JFR: NAV & Price - Last Twelve Months (Source: Nuveen)


JFR: NAV & Price - Last Five Years (Source: Nuveen)

A Discussion on Risk

Nothing in life is without risk. The underlying assets of floating-rate senior bank loans, while offering first lien position in investment grade securities, do default on occasion. According to a study by Moody's Investors Service, the average annual default rate on senior floating-rate loans has historically (including the recent recession) been 3.4% (1996-2012). The same analysis highlights a 71.1% recovery rate on these same loans over the same period. Ignoring the time to recovery, the data suggest that an annual loss rate of 1.0% is to be expected (3.4% x 28.9% non-recovered) in an average year. Logically, the loss rate would tend to be less in times of economic expansion and greater in times of economic contraction or recession.


One downside to investing in the closed-end fund strategy is the risk of moving the market when you want to exit. Relatively low average daily volume means a large position combined with market volatility means a modest investor may have a larger impact than in a typical security.

Potential Performance in Today's Stable-to-Rising Rate Environment

In addition to a monthly payment, which currently is an annualized +/- 6%, there is the prospect of appreciation (on the closed end funds) as discounts decline from today's 5%-7% and approach a more normalized 0-3%. Further, according to a study by Vanguard, the performance of floating-rate products during a period of rising rates outperforms the bond market by 4.3% (see an excellent discussion from Vanguard on floating-rate bond funds).

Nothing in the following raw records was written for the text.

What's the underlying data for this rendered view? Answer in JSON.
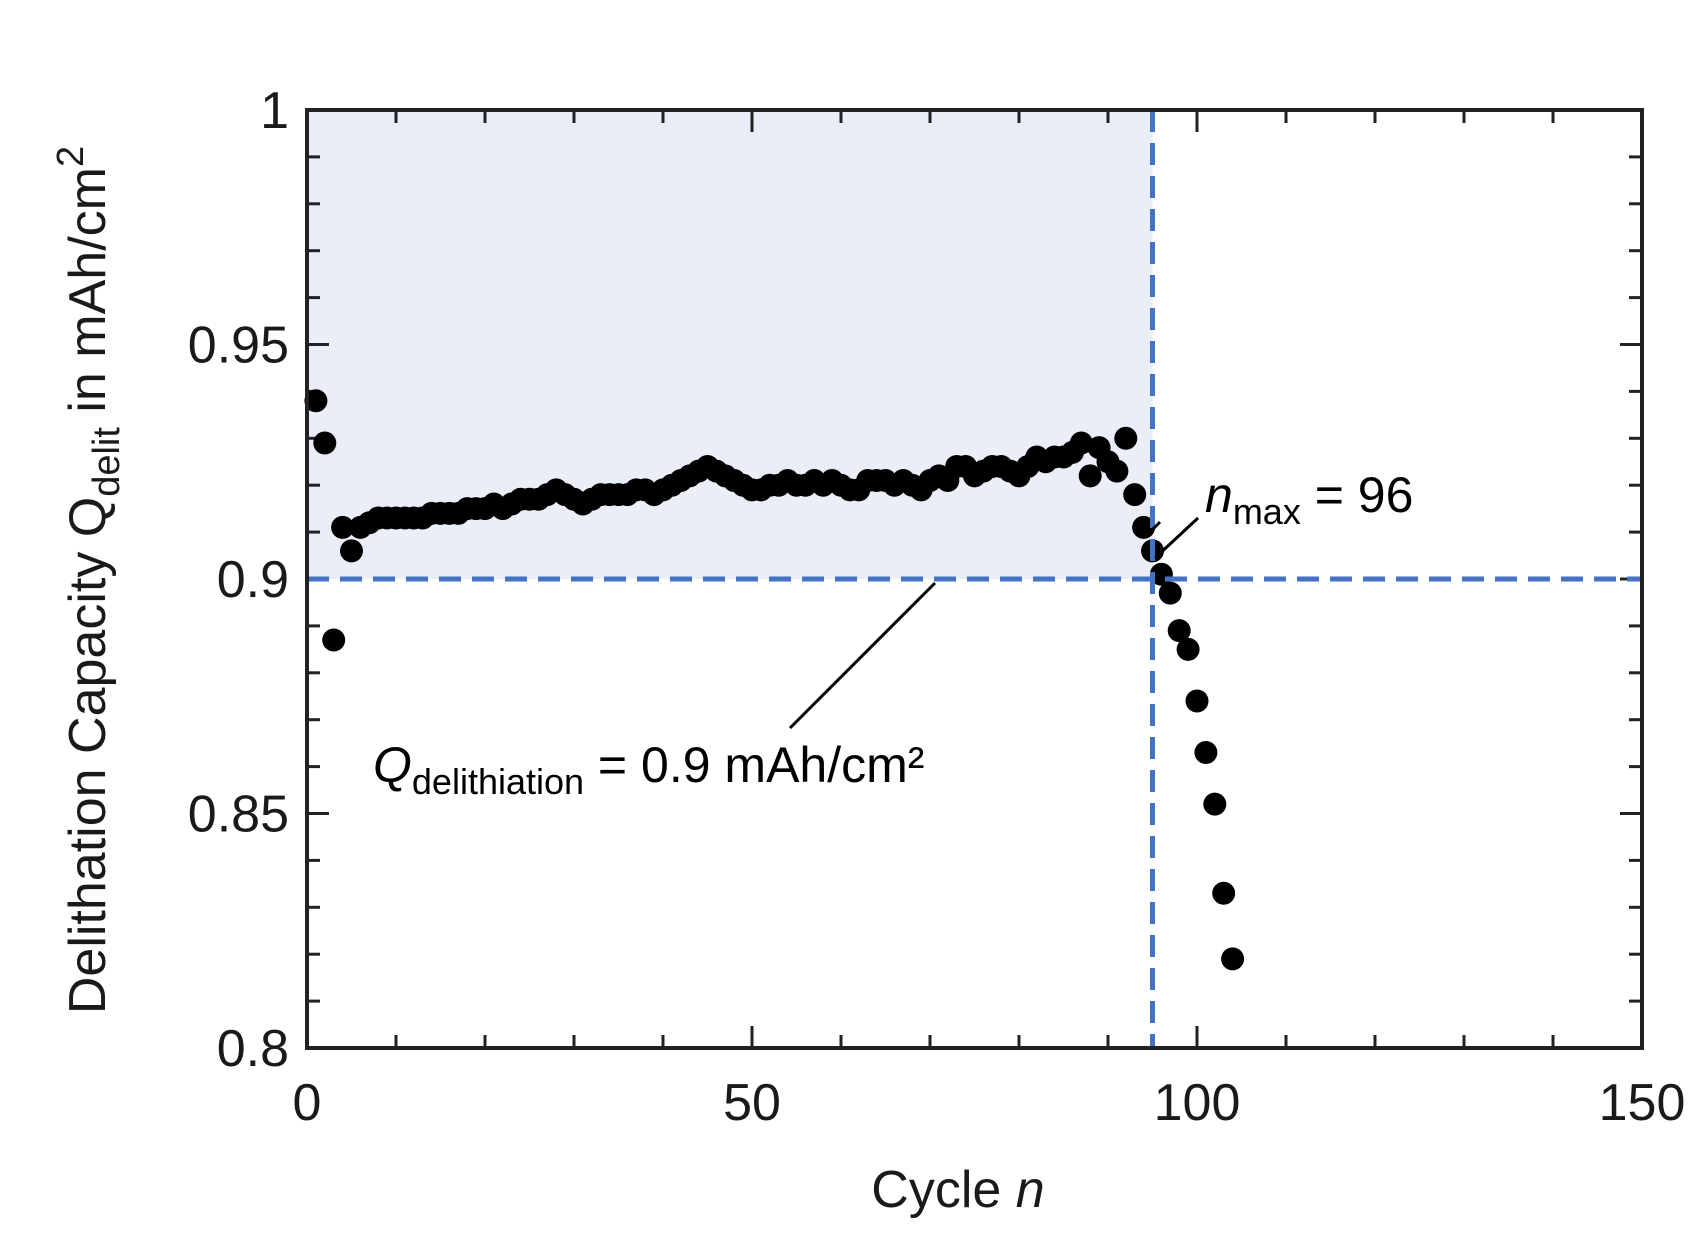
{
  "chart_data": {
    "type": "scatter",
    "xlabel": {
      "text": "Cycle ",
      "italic": "n"
    },
    "ylabel": {
      "prefix": "Delithation Capacity ",
      "symbol": "Q",
      "subscript": "delit",
      "suffix": " in mAh/cm",
      "superscript": "2"
    },
    "xlim": [
      0,
      150
    ],
    "ylim": [
      0.8,
      1.0
    ],
    "x_ticks": [
      0,
      50,
      100,
      150
    ],
    "x_tick_labels": [
      "0",
      "50",
      "100",
      "150"
    ],
    "y_ticks": [
      0.8,
      0.85,
      0.9,
      0.95,
      1.0
    ],
    "y_tick_labels": [
      "0.8",
      "0.85",
      "0.9",
      "0.95",
      "1"
    ],
    "threshold_y": 0.9,
    "threshold_x": 95,
    "shaded_region": {
      "x": [
        0,
        95
      ],
      "y": [
        0.9,
        1.0
      ],
      "color": "#e9eef8"
    },
    "colors": {
      "marker": "#000000",
      "dashed": "#4472c4",
      "axis": "#222222"
    },
    "annotations": {
      "qdelith": {
        "symbol": "Q",
        "subscript": "delithiation",
        "rest": " = 0.9 mAh/cm²"
      },
      "nmax": {
        "symbol": "n",
        "subscript": "max",
        "rest": " = 96"
      }
    },
    "series": [
      {
        "name": "delithiation capacity",
        "x": [
          1,
          2,
          3,
          4,
          5,
          6,
          7,
          8,
          9,
          10,
          11,
          12,
          13,
          14,
          15,
          16,
          17,
          18,
          19,
          20,
          21,
          22,
          23,
          24,
          25,
          26,
          27,
          28,
          29,
          30,
          31,
          32,
          33,
          34,
          35,
          36,
          37,
          38,
          39,
          40,
          41,
          42,
          43,
          44,
          45,
          46,
          47,
          48,
          49,
          50,
          51,
          52,
          53,
          54,
          55,
          56,
          57,
          58,
          59,
          60,
          61,
          62,
          63,
          64,
          65,
          66,
          67,
          68,
          69,
          70,
          71,
          72,
          73,
          74,
          75,
          76,
          77,
          78,
          79,
          80,
          81,
          82,
          83,
          84,
          85,
          86,
          87,
          88,
          89,
          90,
          91,
          92,
          93,
          94,
          95,
          96,
          97,
          98,
          99,
          100,
          101,
          102,
          103,
          104
        ],
        "y": [
          0.938,
          0.929,
          0.887,
          0.911,
          0.906,
          0.911,
          0.912,
          0.913,
          0.913,
          0.913,
          0.913,
          0.913,
          0.913,
          0.914,
          0.914,
          0.914,
          0.914,
          0.915,
          0.915,
          0.915,
          0.916,
          0.915,
          0.916,
          0.917,
          0.917,
          0.917,
          0.918,
          0.919,
          0.918,
          0.917,
          0.916,
          0.917,
          0.918,
          0.918,
          0.918,
          0.918,
          0.919,
          0.919,
          0.918,
          0.919,
          0.92,
          0.921,
          0.922,
          0.923,
          0.924,
          0.923,
          0.922,
          0.921,
          0.92,
          0.919,
          0.919,
          0.92,
          0.92,
          0.921,
          0.92,
          0.92,
          0.921,
          0.92,
          0.921,
          0.92,
          0.919,
          0.919,
          0.921,
          0.921,
          0.921,
          0.92,
          0.921,
          0.92,
          0.919,
          0.921,
          0.922,
          0.921,
          0.924,
          0.924,
          0.922,
          0.923,
          0.924,
          0.924,
          0.923,
          0.922,
          0.924,
          0.926,
          0.925,
          0.926,
          0.926,
          0.927,
          0.929,
          0.922,
          0.928,
          0.925,
          0.923,
          0.93,
          0.918,
          0.911,
          0.906,
          0.901,
          0.897,
          0.889,
          0.885,
          0.874,
          0.863,
          0.852,
          0.833,
          0.819
        ]
      }
    ]
  }
}
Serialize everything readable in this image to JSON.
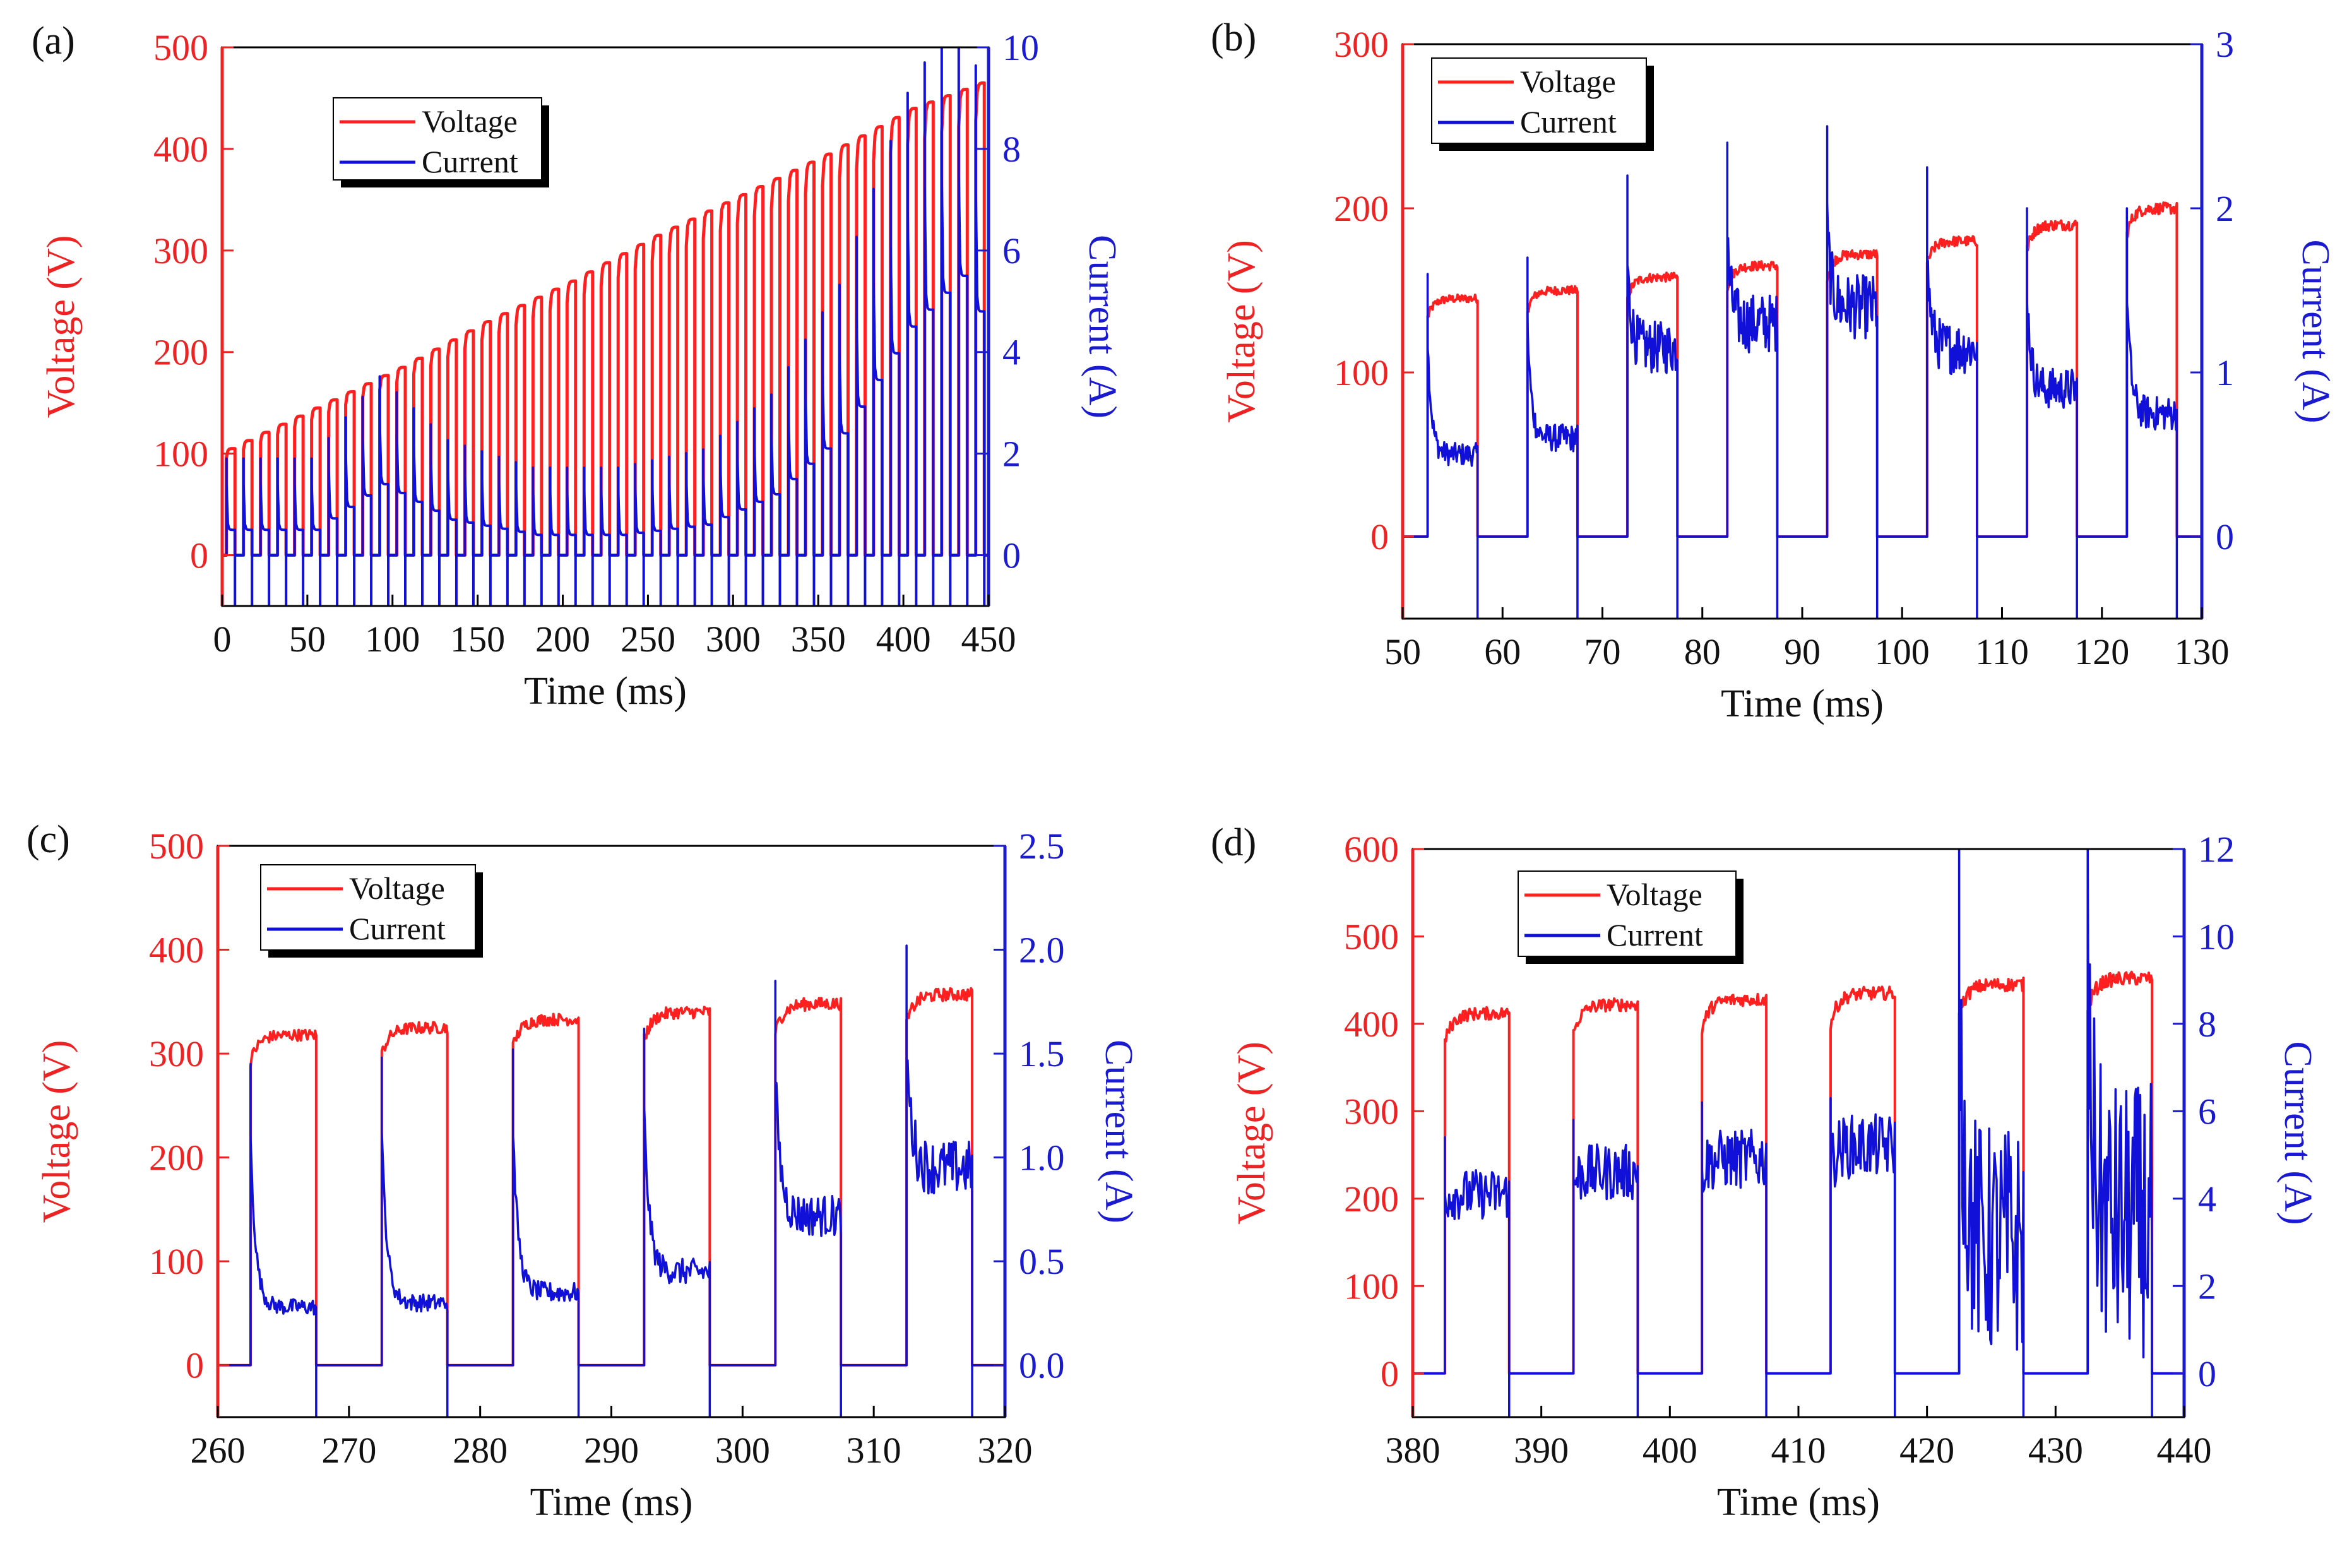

Floating-rate securities offer an opportunity to capture premium income with modest risk compared to bonds and (on a risk-adjusted basis) cash or CDs. Today's stable-to-rising rate environment bodes well for these funds, as their variable rate feature offers rate protection that is absent from bonds. Historically, low net loss rates on the underlying loans combined with diversification mean minimal asset risk for the investor.

Income returns average +/-6% and historically large discounts to NAV offer the ability to pick up a few extra points as the spread closes to a normalized 0-3% discount to NAV.

Disclosure: The author is long JFR. The author wrote this article themselves, and it expresses their own opinions. The author is not receiving compensation for it. The author has no business relationship with any company whose stock is mentioned in this article.